Ce point de passage physique signifie que les flux de pétrole ne peuvent pas être simplement redirigés, créant un scénario de pénuries physiques qui se répercuterait sur les chaînes d'approvisionnement mondiales. « Des pénuries physiques de l'offre de pétrole commenceraient à apparaître dans le monde entier en raison de la fermeture du détroit d'Ormuz », a déclaré lundi Mike Wirth, président et PDG de Chevron, soulignant la gravité du défi logistique.

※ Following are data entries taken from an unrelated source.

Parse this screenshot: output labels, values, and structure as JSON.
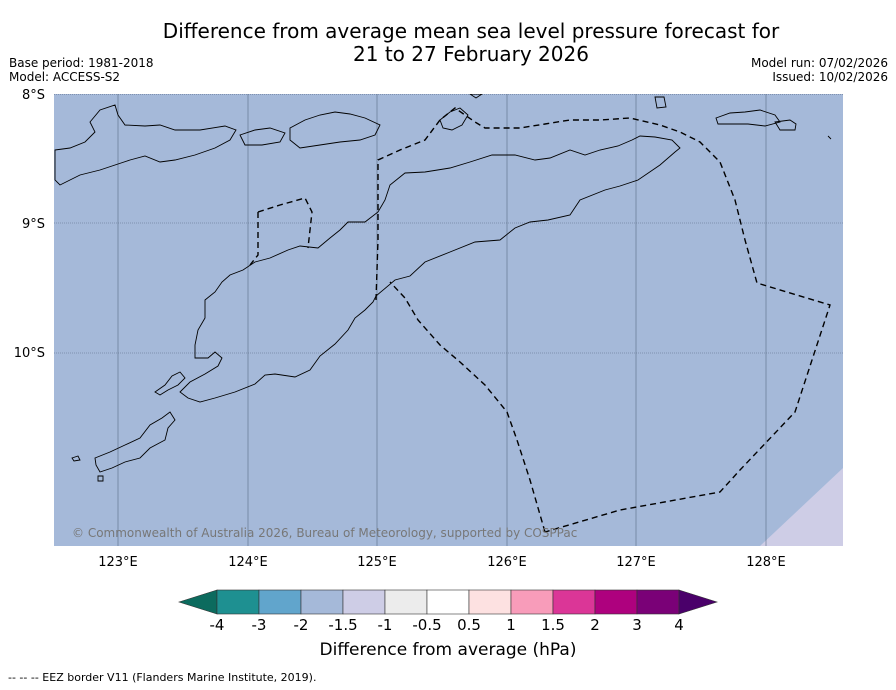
{
  "title": {
    "line1": "Difference from average mean sea level pressure forecast for",
    "line2": "21 to 27 February 2026"
  },
  "meta_left": {
    "base_period": "Base period: 1981-2018",
    "model": "Model: ACCESS-S2"
  },
  "meta_right": {
    "model_run": "Model run: 07/02/2026",
    "issued": "Issued: 10/02/2026"
  },
  "map": {
    "ocean_color": "#a5b9d9",
    "lat_ticks": [
      "8°S",
      "9°S",
      "10°S"
    ],
    "lon_ticks": [
      "123°E",
      "124°E",
      "125°E",
      "126°E",
      "127°E",
      "128°E"
    ],
    "copyright": "© Commonwealth of Australia 2026, Bureau of Meteorology, supported by COSPPac"
  },
  "colorbar": {
    "title": "Difference from average (hPa)",
    "labels": [
      "-4",
      "-3",
      "-2",
      "-1.5",
      "-1",
      "-0.5",
      "0.5",
      "1",
      "1.5",
      "2",
      "3",
      "4"
    ],
    "colors": [
      "#1e9091",
      "#61a5cc",
      "#a5b9d9",
      "#cecde6",
      "#ececec",
      "#ffffff",
      "#fde1e1",
      "#f89cba",
      "#db3697",
      "#ae017e",
      "#7a0177"
    ],
    "under_color": "#0c6b5e",
    "over_color": "#4a006a"
  },
  "footer": "--  --  -- EEZ border V11 (Flanders Marine Institute, 2019)."
}
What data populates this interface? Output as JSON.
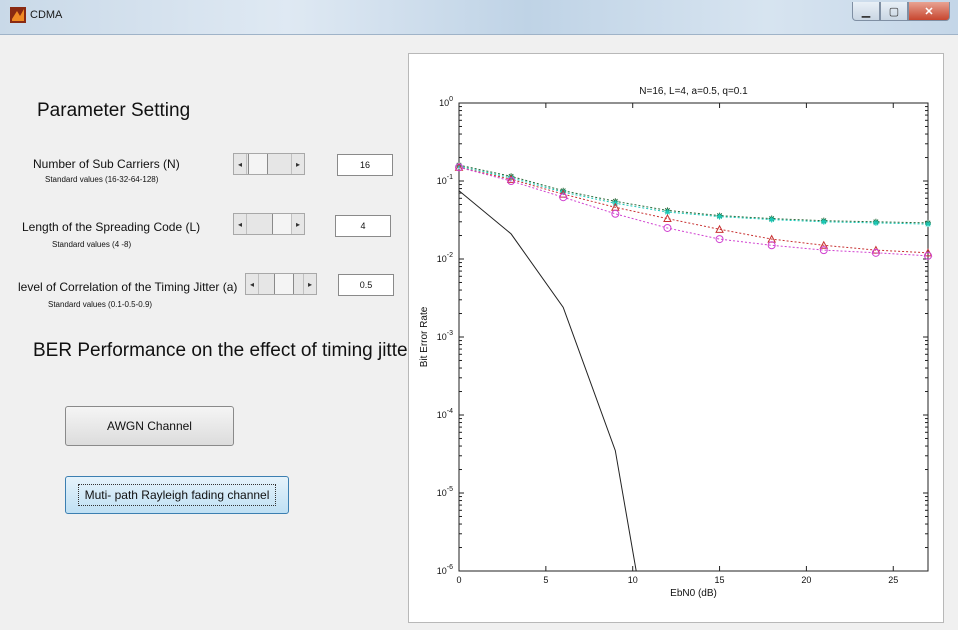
{
  "window": {
    "title": "CDMA"
  },
  "panel": {
    "heading": "Parameter Setting",
    "params": [
      {
        "label": "Number of Sub Carriers (N)",
        "hint": "Standard values (16-32-64-128)",
        "value": "16",
        "slider_fraction": 0.05
      },
      {
        "label": "Length of the Spreading Code (L)",
        "hint": "Standard values (4 -8)",
        "value": "4",
        "slider_fraction": 0.5
      },
      {
        "label": "level of Correlation of the Timing Jitter (a)",
        "hint": "Standard values (0.1-0.5-0.9)",
        "value": "0.5",
        "slider_fraction": 0.5
      }
    ],
    "ber_heading": "BER Performance on the effect of timing jitters in",
    "buttons": {
      "awgn": "AWGN Channel",
      "rayleigh": "Muti- path Rayleigh fading channel"
    }
  },
  "chart_data": {
    "type": "line",
    "title": "N=16, L=4, a=0.5, q=0.1",
    "xlabel": "EbN0 (dB)",
    "ylabel": "Bit Error Rate",
    "xlim": [
      0,
      27
    ],
    "ylim": [
      1e-06,
      1
    ],
    "yscale": "log",
    "xticks": [
      "0",
      "5",
      "10",
      "15",
      "20",
      "25"
    ],
    "yticks": [
      {
        "value": 1,
        "base": "10",
        "exp": "0"
      },
      {
        "value": 0.1,
        "base": "10",
        "exp": "-1"
      },
      {
        "value": 0.01,
        "base": "10",
        "exp": "-2"
      },
      {
        "value": 0.001,
        "base": "10",
        "exp": "-3"
      },
      {
        "value": 0.0001,
        "base": "10",
        "exp": "-4"
      },
      {
        "value": 1e-05,
        "base": "10",
        "exp": "-5"
      },
      {
        "value": 1e-06,
        "base": "10",
        "exp": "-6"
      }
    ],
    "series": [
      {
        "color": "#222222",
        "dash": "",
        "marker": "none",
        "x": [
          0,
          3,
          6,
          9,
          10.2
        ],
        "y": [
          0.075,
          0.021,
          0.0024,
          3.5e-05,
          1e-06
        ]
      },
      {
        "color": "#2a6a3a",
        "dash": "2,2",
        "marker": "star",
        "x": [
          0,
          3,
          6,
          9,
          12,
          15,
          18,
          21,
          24,
          27
        ],
        "y": [
          0.16,
          0.115,
          0.075,
          0.055,
          0.042,
          0.036,
          0.033,
          0.031,
          0.03,
          0.029
        ]
      },
      {
        "color": "#19c9b8",
        "dash": "2,2",
        "marker": "star",
        "x": [
          0,
          3,
          6,
          9,
          12,
          15,
          18,
          21,
          24,
          27
        ],
        "y": [
          0.155,
          0.11,
          0.072,
          0.052,
          0.04,
          0.035,
          0.032,
          0.03,
          0.029,
          0.028
        ]
      },
      {
        "color": "#c83232",
        "dash": "2,2",
        "marker": "triangle",
        "x": [
          0,
          3,
          6,
          9,
          12,
          15,
          18,
          21,
          24,
          27
        ],
        "y": [
          0.15,
          0.105,
          0.068,
          0.046,
          0.033,
          0.024,
          0.018,
          0.015,
          0.013,
          0.012
        ]
      },
      {
        "color": "#d040d0",
        "dash": "2,2",
        "marker": "circle",
        "x": [
          0,
          3,
          6,
          9,
          12,
          15,
          18,
          21,
          24,
          27
        ],
        "y": [
          0.15,
          0.1,
          0.062,
          0.038,
          0.025,
          0.018,
          0.015,
          0.013,
          0.012,
          0.011
        ]
      }
    ]
  }
}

## Des tampons limités et des choix difficiles
Pour de nombreuses nations, les choix politiques sont sombres. Les gouvernements qui ont récemment mené une consolidation budgétaire douloureuse, comme la suppression des subventions aux carburants, feront face à une pression politique intense pour faire marche arrière. Le Ghana, par exemple, a supprimé les subventions aux carburants pour la première fois en 30 ans dans le cadre de son programme de 3 milliards de dollars (3 milliards $) avec le FMI. Les rétablir menacerait sa stabilité budgétaire durement acquise.
Bien que certains exportateurs de matières premières puissent bénéficier d'une couverture partielle — le Ghana, par exemple, est le plus grand producteur d'or d'Afrique et pourrait voir ses revenus augmenter grâce à la fuite vers la sécurité — ces tampons sont finis. Un conflit prolongé durant plus de quelques mois pourrait drainer les réserves de change, affaiblir les monnaies et mettre en péril les objectifs du programme du FMI dans plusieurs pays. L'avertissement du fonds est un signal clair aux décideurs : la brève période de stabilité post-pandémique touche peut-être à sa fin.
Cet article est fourni à titre informatif uniquement et ne constitue pas un conseil en investissement.